Bengaluru: Corporates, NGOs invited to help government schools

Bengaluru: Primary and Secondary Education Minister Tanveer Sait on Wednesday said the government will ensure equity in education by encouraging philanthropists and agencies in the Pubic Private Partnership (PPP) sphere to improve the reach and quality of education provided in government schools.

The minister, along with Chief Secretary K. Ratna Prabha, launched the official portals of NammaShale.org, which aims to bridge NGOs and philanthropists to the education sector, and Student Achievement Tracking System, which records the academic details of each child in government schools. “Nammashale is a single-window clearance for NGOs to choose the partnering options available. Apart from developing infrastructure, the government is open to ideas on designing remedial classes, spoken English training, emphasis on science and math learning among others,” he said.

Ms Prabha said, “With corporates joining hands, we hope to improve the quality of our schools and teachers to be on par with their private counterparts in technological advancements, infrastructure development and safety measures.”

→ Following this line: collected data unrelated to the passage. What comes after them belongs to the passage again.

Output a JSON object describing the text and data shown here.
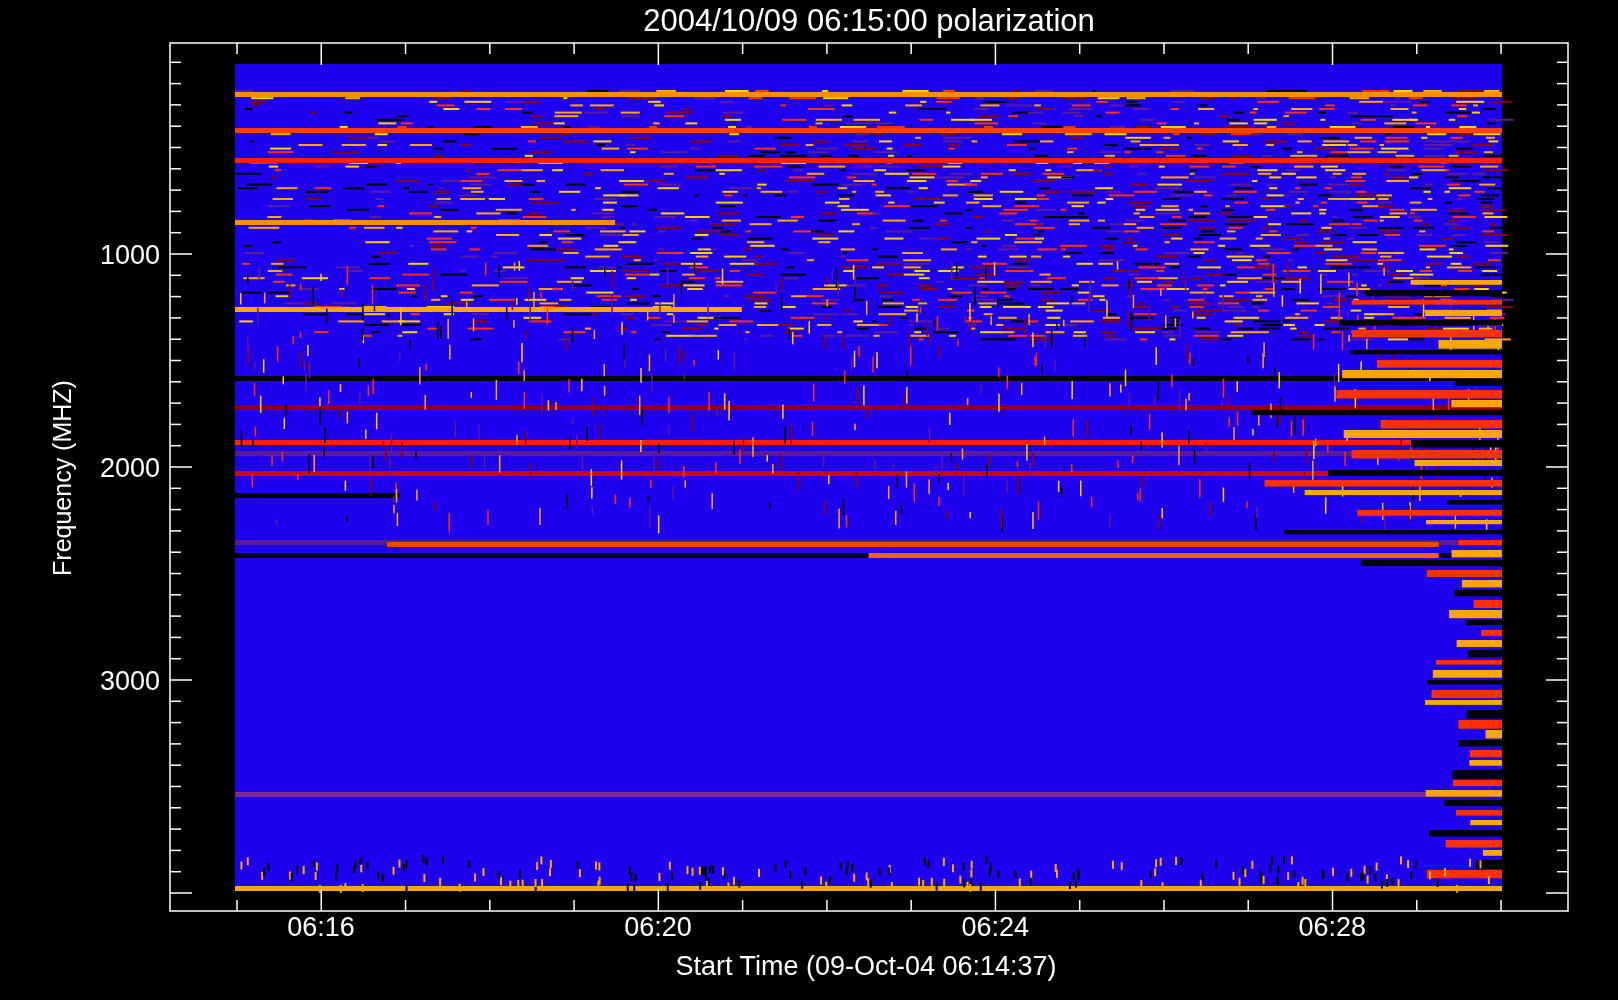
{
  "title": "2004/10/09 06:15:00 polarization",
  "y_axis": {
    "label": "Frequency (MHZ)",
    "tick_labels": [
      "1000",
      "2000",
      "3000"
    ]
  },
  "x_axis": {
    "label": "Start Time (09-Oct-04 06:14:37)",
    "tick_labels": [
      "06:16",
      "06:20",
      "06:24",
      "06:28"
    ]
  }
}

NammaShale has four primary modules for NGOs – child-friendly learning infrastructure, smart classes with digital technology, co-scholastic learning for holistic development and safety measures at schools. 

The government has established a Project Management Unit (PMU) with Thinkthrough Consulting, a sustainable development advisory firm, to facilitate the initiative. The PMU will function out of the Education Department at MS Building.

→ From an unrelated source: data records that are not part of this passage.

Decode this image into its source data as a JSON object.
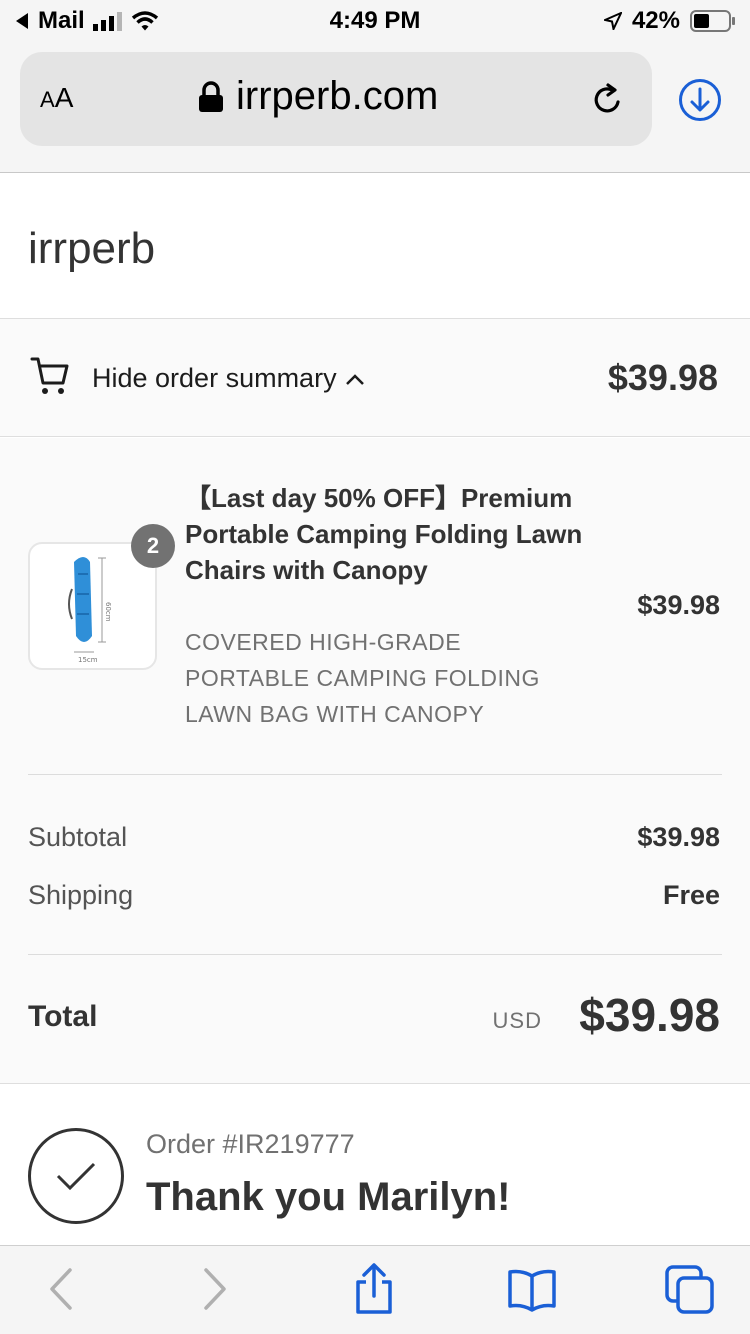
{
  "status_bar": {
    "back_app": "Mail",
    "time": "4:49 PM",
    "battery": "42%"
  },
  "browser": {
    "text_size_label_small": "A",
    "text_size_label_large": "A",
    "domain": "irrperb.com"
  },
  "store": {
    "name": "irrperb"
  },
  "summary_toggle": {
    "label": "Hide order summary",
    "total": "$39.98"
  },
  "line_item": {
    "quantity": "2",
    "title": "【Last day 50% OFF】Premium Portable Camping Folding Lawn Chairs with Canopy",
    "variant": "COVERED HIGH-GRADE PORTABLE CAMPING FOLDING LAWN BAG WITH CANOPY",
    "price": "$39.98",
    "image_dimension_vertical": "60cm",
    "image_dimension_horizontal": "15cm"
  },
  "totals": {
    "subtotal_label": "Subtotal",
    "subtotal_value": "$39.98",
    "shipping_label": "Shipping",
    "shipping_value": "Free",
    "total_label": "Total",
    "currency": "USD",
    "total_value": "$39.98"
  },
  "confirmation": {
    "order_number": "Order #IR219777",
    "message": "Thank you Marilyn!"
  },
  "colors": {
    "accent_blue": "#1a5fd6",
    "product_blue": "#2f8fd8"
  }
}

The School Adoption Programme will cover all the four modules. Over 50 NGOs signed up on Wednesday. Later, corporates and NGOs discussed with government officials ways to facilitate the initiative.

Teaching Kannada 
After a debate on languages taught at schools, Ms Prabha said, “A child should learn both English and Kannada. The more languages one knows, the better it is.” Mr Sait said that the state has always been “progressive” and has introduced English from Class 1 across schools. “The regional language too is now being made compulsory,” he said.    

Teacher is irreplaceable
Commissioner for Public Instruction P.C. Jaffer said, “We want teachers to continue their irreplaceable presence at schools, while technologies improve. Such advancements should help them improve their teaching methods, but never replace them,” he said

Personalised marks cards
The education department has assessed 36 lakh students studying in classes 4 to 9 over 20 days as part of the State Achievement Survey (SAS). “72 lakh OMR sheets were filled and scanned to generate customised pre-printed marks cards to identify students’ strengths and weaknesses,” said Mr Jaffer. Mr Sait distributed the marks cards to 11 students from the Government High School, Link Road, Seshadripuram.